Baking requires a lot of effort, and you always end up with too many tools to clean. There are mixing bowls, whisks, oven, trays, and on top of that, a pastry blender. The good thing is that pastry blenders are often dishwasher-safe, especially those made with stainless steel. And when compared to a food processor, they are certainly less complicated to clean.

Purpose

It’s a better value for your money if your choice of pastry blender can adapt to the other features that a normal masher or blender can do. A good pastry blender can crush nuts, boiled eggs, fruits, and vegetables.

Additional tools included

You can find a lot of pastry cutters that are sold in sets that include a cookie or biscuit cutters. If you only need a pastry cutter, this type of bundle probably won’t help you, but it’s worth considering if you think you might make cookies and biscuits in the future. Some biscuit cutters are even available in different sizes to allow customized baking.

Left-handed usage

Some pastry cutters are designed using right-handers in mind, as they are angled slightly to favor those wielding the tool from the right side. But if you’re left-handed, see to it that the tool can cater to both sides or be used comfortably and efficiently by left-handed people without sacrificing comfort.

Colors

While this won’t affect the pastry blender’s performance, you may opt for a specific color when available on the handle. You can choose from colors that can complement your décor or bring a slight accent to your kitchen.

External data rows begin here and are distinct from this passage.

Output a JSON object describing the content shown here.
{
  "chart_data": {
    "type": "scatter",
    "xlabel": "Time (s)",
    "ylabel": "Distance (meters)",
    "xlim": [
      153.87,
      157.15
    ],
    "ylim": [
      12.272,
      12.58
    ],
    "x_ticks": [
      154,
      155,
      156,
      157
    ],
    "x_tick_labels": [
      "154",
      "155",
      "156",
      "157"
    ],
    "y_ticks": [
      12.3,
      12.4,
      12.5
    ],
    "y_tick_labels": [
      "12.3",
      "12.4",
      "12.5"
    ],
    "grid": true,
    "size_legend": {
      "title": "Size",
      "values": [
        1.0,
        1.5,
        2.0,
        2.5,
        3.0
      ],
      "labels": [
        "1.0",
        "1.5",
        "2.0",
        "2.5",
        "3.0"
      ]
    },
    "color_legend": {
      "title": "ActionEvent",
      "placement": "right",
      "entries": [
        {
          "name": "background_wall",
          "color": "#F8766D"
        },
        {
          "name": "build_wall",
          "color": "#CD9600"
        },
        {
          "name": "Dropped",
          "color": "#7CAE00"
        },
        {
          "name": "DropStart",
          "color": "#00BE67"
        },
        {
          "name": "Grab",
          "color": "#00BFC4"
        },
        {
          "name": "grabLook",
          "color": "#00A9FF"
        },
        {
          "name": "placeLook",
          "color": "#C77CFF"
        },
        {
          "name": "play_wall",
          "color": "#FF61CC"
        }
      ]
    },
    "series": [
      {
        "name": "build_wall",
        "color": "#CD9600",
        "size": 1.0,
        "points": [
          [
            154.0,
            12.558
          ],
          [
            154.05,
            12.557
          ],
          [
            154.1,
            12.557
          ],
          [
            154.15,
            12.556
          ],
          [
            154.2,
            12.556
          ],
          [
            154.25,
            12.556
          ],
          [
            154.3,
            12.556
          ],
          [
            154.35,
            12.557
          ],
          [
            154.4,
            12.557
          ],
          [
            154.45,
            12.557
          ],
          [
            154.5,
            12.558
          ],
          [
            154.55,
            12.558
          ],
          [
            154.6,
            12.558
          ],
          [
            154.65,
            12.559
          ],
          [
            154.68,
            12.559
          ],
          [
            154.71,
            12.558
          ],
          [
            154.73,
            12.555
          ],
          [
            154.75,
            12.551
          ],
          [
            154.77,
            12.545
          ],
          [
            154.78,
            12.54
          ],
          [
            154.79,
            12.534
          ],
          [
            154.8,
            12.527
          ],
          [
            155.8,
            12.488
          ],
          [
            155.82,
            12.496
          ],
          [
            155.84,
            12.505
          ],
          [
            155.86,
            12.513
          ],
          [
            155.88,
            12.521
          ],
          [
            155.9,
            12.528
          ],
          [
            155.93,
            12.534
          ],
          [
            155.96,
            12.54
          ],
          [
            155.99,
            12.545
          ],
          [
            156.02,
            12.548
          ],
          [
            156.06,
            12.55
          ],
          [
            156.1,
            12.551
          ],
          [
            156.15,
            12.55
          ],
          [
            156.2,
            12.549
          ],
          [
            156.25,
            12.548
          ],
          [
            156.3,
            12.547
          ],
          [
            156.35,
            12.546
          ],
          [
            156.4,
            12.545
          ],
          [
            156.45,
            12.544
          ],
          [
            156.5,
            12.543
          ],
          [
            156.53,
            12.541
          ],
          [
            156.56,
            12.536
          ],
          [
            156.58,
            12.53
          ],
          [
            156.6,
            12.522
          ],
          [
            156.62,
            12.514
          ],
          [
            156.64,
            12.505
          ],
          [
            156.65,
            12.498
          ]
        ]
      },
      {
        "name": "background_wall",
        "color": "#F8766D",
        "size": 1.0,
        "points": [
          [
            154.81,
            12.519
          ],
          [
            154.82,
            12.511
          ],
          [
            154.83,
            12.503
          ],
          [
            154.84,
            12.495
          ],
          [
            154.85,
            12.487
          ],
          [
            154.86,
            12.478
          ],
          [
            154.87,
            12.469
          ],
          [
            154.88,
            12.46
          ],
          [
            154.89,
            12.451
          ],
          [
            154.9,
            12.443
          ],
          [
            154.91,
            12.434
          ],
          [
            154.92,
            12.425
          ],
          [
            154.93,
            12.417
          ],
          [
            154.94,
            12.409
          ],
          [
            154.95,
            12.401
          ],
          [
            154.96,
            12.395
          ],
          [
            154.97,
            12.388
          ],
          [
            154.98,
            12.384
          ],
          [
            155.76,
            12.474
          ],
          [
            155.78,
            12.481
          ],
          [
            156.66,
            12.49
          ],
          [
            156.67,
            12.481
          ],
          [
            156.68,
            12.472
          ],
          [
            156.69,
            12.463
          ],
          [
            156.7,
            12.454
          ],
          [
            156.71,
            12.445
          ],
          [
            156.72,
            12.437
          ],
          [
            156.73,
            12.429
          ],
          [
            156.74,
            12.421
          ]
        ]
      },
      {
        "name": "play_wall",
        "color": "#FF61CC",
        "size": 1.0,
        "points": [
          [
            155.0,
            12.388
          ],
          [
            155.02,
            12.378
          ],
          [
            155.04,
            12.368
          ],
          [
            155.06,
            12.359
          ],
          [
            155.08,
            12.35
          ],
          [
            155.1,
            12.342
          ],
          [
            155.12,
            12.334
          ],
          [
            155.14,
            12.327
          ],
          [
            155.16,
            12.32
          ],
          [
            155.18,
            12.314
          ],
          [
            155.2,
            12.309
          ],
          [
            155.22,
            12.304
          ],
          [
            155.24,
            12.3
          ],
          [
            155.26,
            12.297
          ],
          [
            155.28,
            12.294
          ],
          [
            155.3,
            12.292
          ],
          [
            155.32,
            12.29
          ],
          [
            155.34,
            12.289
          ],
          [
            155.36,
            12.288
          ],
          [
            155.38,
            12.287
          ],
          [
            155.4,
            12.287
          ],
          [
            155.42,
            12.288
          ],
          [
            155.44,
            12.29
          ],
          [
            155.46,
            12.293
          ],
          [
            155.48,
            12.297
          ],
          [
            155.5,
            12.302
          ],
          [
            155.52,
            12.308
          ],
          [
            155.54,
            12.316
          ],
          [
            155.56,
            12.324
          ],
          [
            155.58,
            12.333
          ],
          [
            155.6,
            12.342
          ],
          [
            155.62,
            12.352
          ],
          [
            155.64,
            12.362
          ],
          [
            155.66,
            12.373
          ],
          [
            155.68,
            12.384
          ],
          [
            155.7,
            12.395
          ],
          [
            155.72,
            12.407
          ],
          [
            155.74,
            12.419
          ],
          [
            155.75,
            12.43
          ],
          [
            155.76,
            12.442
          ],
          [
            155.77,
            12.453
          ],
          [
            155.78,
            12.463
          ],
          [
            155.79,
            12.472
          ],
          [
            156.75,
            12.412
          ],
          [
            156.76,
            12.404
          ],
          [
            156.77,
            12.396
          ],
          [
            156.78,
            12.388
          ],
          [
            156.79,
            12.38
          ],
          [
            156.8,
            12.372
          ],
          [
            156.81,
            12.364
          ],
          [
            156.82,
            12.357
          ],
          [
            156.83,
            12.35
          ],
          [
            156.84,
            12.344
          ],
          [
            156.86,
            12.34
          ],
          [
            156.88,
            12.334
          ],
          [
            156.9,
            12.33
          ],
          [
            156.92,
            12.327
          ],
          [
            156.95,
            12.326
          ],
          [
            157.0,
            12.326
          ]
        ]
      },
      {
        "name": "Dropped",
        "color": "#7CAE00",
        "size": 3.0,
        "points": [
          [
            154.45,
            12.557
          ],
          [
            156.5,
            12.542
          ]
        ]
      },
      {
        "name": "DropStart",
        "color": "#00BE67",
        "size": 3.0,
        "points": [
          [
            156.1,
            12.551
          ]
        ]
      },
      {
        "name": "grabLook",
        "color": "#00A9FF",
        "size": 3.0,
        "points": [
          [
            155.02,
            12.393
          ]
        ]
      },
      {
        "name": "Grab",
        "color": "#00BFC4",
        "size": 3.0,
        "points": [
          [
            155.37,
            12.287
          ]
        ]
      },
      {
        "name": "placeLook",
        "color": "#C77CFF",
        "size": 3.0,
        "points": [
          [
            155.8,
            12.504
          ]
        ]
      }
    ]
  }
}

How to Use a Pastry Blender

1. Start with cold butter

When working with dough, always start with very cold butter to about 1-inch cubes. Add the butter to your dry ingredients and start cutting right away. Work with it immediately and don’t let the butter sit out while you take care of other tasks, because you will over-mix it. Once you start cutting in the butter, keep going until you reach the desired consistency.

The goal is that the butter must still be solid when you put your pastry into the oven. Start with the butter straight from the fridge to prevent it from softening too much.

2. Add the cubed butter to the dry ingredients

Cube your cold butter first, then set it back in the fridge while you prepare your dry ingredients. Add dry ingredients like sugar, flour, and salt to the bowl and mix them quickly together. Then, add the cold, cubed butter to blend and cut immediately.

3. Mix continuously

While mixing, you might feel the need to stop and scrape the butter from the tool. But since time is of the essence, you need to keep going, and the butter will come out on its own as you keep on mixing.

However, be careful not to over-mix. Unlike other kinds of dough, you don’t want to fully incorporate the butter into the dry ingredients. Go for small lumps of butter coated in flour. And make sure you’re not overdoing it by keeping an eye on your progress.